W. Chen,^a K.-S. Tang ^a and L.-Y. Fan ^a ^*

^aDepartment of Chemistry, Tongji University, Shanghai 200092, People's Republic of China
^*Correspondence e-mail: fanly@tongji.edu.cn

(Received 15 June 2012; accepted 20 June 2012; online 27 June 2012)

In the title compound, C₂₀H₂₀N₂, the quinoxaline ring adopts a very distorted half-chair conformation [N=C—C=N = 22.7 (2)° for the nominally coplanar atoms] and the cyclohexane ring adopts a chair conformation. The quinoxaline and cyclohexane rings are cis-fused. The two phenyl rings form a dihedral angle of 63.88 (7)°.

Related literature

For background to dihydropyrazine derivatives, see: Raw et al. (2003 ). For related structures, see: Reich et al. (2004 ); Wang et al. (2008).

Experimental

Crystal data

C₂₀H₂₀N₂
M_r = 288.38
Orthorhombic, P 2₁ 2₁ 2₁
a = 6.3546 (1) Å
b = 13.4894 (2) Å
c = 19.1921 (3) Å
V = 1645.14 (4) Å³
Z = 4
Cu Kα radiation
μ = 0.52 mm⁻¹
T = 293 K
0.20 × 0.20 × 0.10 mm

Data collection

Bruker SMART APEX CCD diffractometer
Absorption correction: multi-scan (SADABS; Bruker, 2004) T_min = 0.902, T_max = 0.949
4074 measured reflections
2739 independent reflections
2703 reflections with I > 2σ(I)
R_int = 0.010

Refinement

R[F² > 2σ(F²)] = 0.036
wR(F²) = 0.099
S = 1.05
2739 reflections
199 parameters
H-atom parameters constrained
Δρ_max = 0.14 e Å⁻³
Δρ_min = −0.14 e Å⁻³

Data collection: APEX2 (Bruker, 2004); cell refinement: SAINT-Plus (Bruker, 2001); data reduction: SAINT-Plus; program(s) used to solve structure: SHELXS97 (Sheldrick, 2008 ); program(s) used to refine structure: SHELXL97 (Sheldrick, 2008); molecular graphics: SHELXTL (Sheldrick, 2008); software used to prepare material for publication: SHELXL97.

Supporting information

Crystal structure: contains datablocks I, global. DOI: https://doi.org/10.1107/S1600536812028061/hb6855sup1.cif

Structure factors: contains datablock I. DOI: https://doi.org/10.1107/S1600536812028061/hb6855Isup2.hkl

Supporting information file. DOI: https://doi.org/10.1107/S1600536812028061/hb6855Isup3.cml

checkCIF report

Comment top

Dihydropyrazine ring systems are found as a key unit in natural products and biochemical materials (Raw et al., 2003). Therefore, the synthesis of dihydropyrazine derivatives attract much interest in organic chemistry. In this respect, we report herein the crystal structure of the title compound.

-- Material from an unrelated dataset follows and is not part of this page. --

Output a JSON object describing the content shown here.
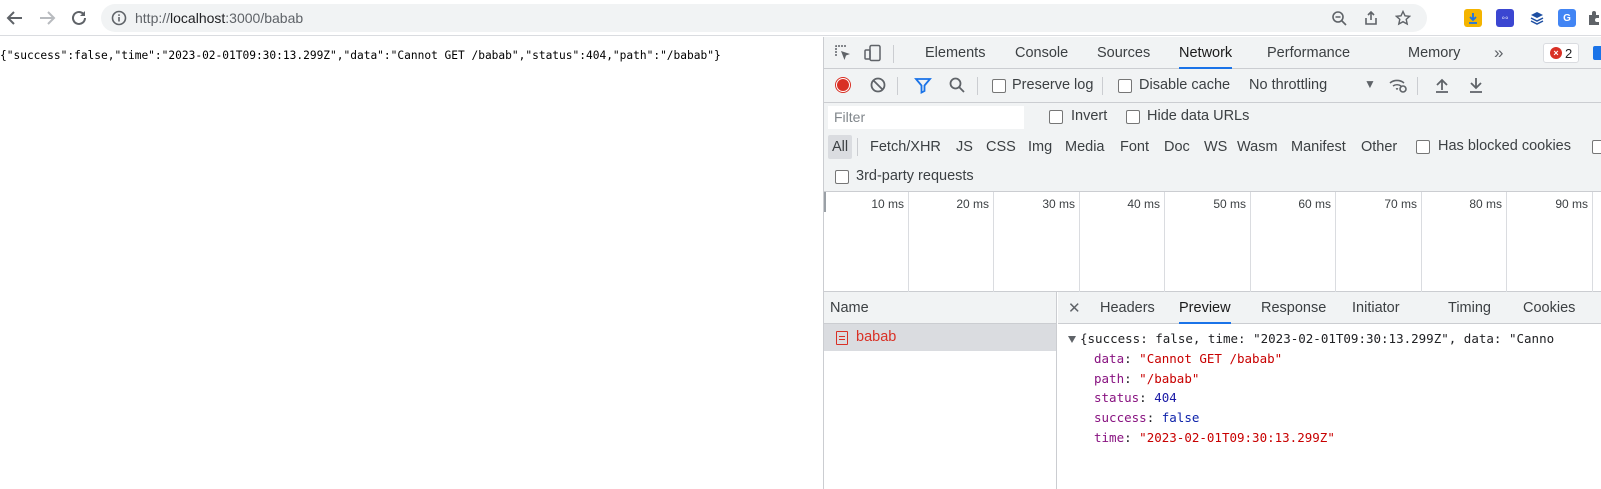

In the title compound, Fig. 1, the quinoxaline ring has a very distorted half-chair conformation and the cyclohexane ring has a chair conformation. The dihedral angle between the two benzene rings is 63.88 (7)°. The lengths of the C═N bonds [1.2678 (18)Å] are comparable to those in similar compounds (Wang et al., 2008; Reich et al., 2004).

Related literature top

For background to dihydropyrazine derivatives, see: Raw et al. (2003). For related structures, see: Reich et al. (2004); Wang et al. (2008).

Experimental top

2-hydroxy-1,2-diphenylethanone (0.212 g, 1 mmol) and YbCl₃ (0.028 g, 0.1 mmol) were dissolved in 5 ml EtOH and stirred until the solid dissolved completely in refluxing, then (1R,2S)-cyclohexane-1,2-diamine (0.171 g, 1.5 mmol) and H₂O₂ (0.022 g, 0.2 mmol) were added into the mixture. After 30 min, TLC showed the reaction to be complete. The reaction mixture was cooled to room temperature. The solvent was evaporated in vacuum and the product purified by column chromatography on neutral alumina deactivated with H₂O (6 wt%) (PE-EtOAc = 5:1) to give the title compound. The compound was recrystallized from methanol to give yellow blocks.

Structure description top

For background to dihydropyrazine derivatives, see: Raw et al. (2003). For related structures, see: Reich et al. (2004); Wang et al. (2008).

Computing details top

Data collection: APEX2 (Bruker, 2004); cell refinement: SAINT-Plus (Bruker, 2001); data reduction: SAINT-Plus (Bruker, 2001); program(s) used to solve structure: SHELXS97 (Sheldrick, 2008); program(s) used to refine structure: SHELXL97 (Sheldrick, 2008); molecular graphics: SHELXTL (Sheldrick, 2008); software used to prepare material for publication: SHELXL97 (Sheldrick, 2008).

Figures top

Fig. 1. The molecular structure of the title compound with displacement ellipsoids drawn at the 30% probability level.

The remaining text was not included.